Sheri finished 1m14s behind me and Derek 14 seconds after her. We immediately got our Rockies tickets for a game in August (part of the perks of running this race) and then we entered the park to eat, drink, and relax in the perfect weather. A few minutes after we settled into some seats and started eating, Derek had a severe allergic reaction. His face started getting very puffy, his mouth and lips in particular. Sheri ran back to the car to get a Zyrtec that we always keep with us for exactly this. When Sheri got back, Derek was still going downhill and we called for some EMTs to come give him a look. They arrived about ten minutes later and an IV, right there in stands. They then injected him with 40mg (I think) of Benadryl. Sheri had already given him a Zyrtec (10mg, I think), but his mouth and entire face was swelling up pretty badly. He had some hives as well, but mostly it was his mouth swelling up that had them concerned. They recommended a trip to the hospital and an ambulance team came right to our seats in the stadium and they loaded him in a gurney and took him through the massive crowd of runners. He was quite the spectacle, but that was nothing compared to the attention he received at the hospital.
|Derek in the emergency room at Denver Health|
Apparently word got around the ward that some good looking, 17-year-old academic superstar (he just learned he scored a 34 on the ACT) tennis start was being brought in and the entire female staff rushed to his room.
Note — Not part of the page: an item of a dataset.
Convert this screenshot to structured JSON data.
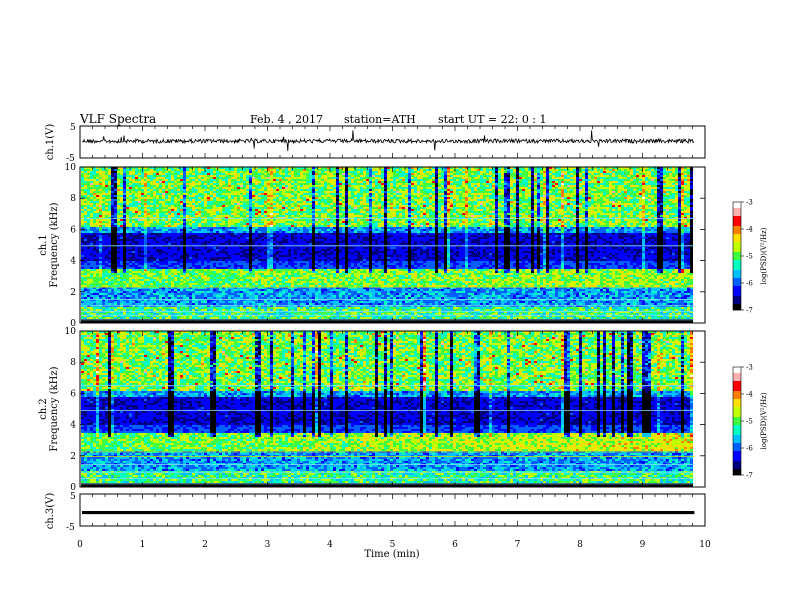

When we got there five of them hovered over him pretending to tend to his condition but secretly hoping for an autograph…
He’s fine now and off to a study session, but he’s now gone through this four times in the past four years. He’s been tested for allergies and they have all come up negative. Frustrating, but it doesn’t happen often. Now we have an Epi-Pen, though, and I can’t wait until I have to jam it into his thigh…NOT! But we will be prepared.
I ran reasonably well, for me, and was 3rd in my age group out of 105 runners. When I read the email that told me this, Sheri responded with, “Oh, so you weren’t first out of 167, then?” Guess where she finished? Smack talk from the wife!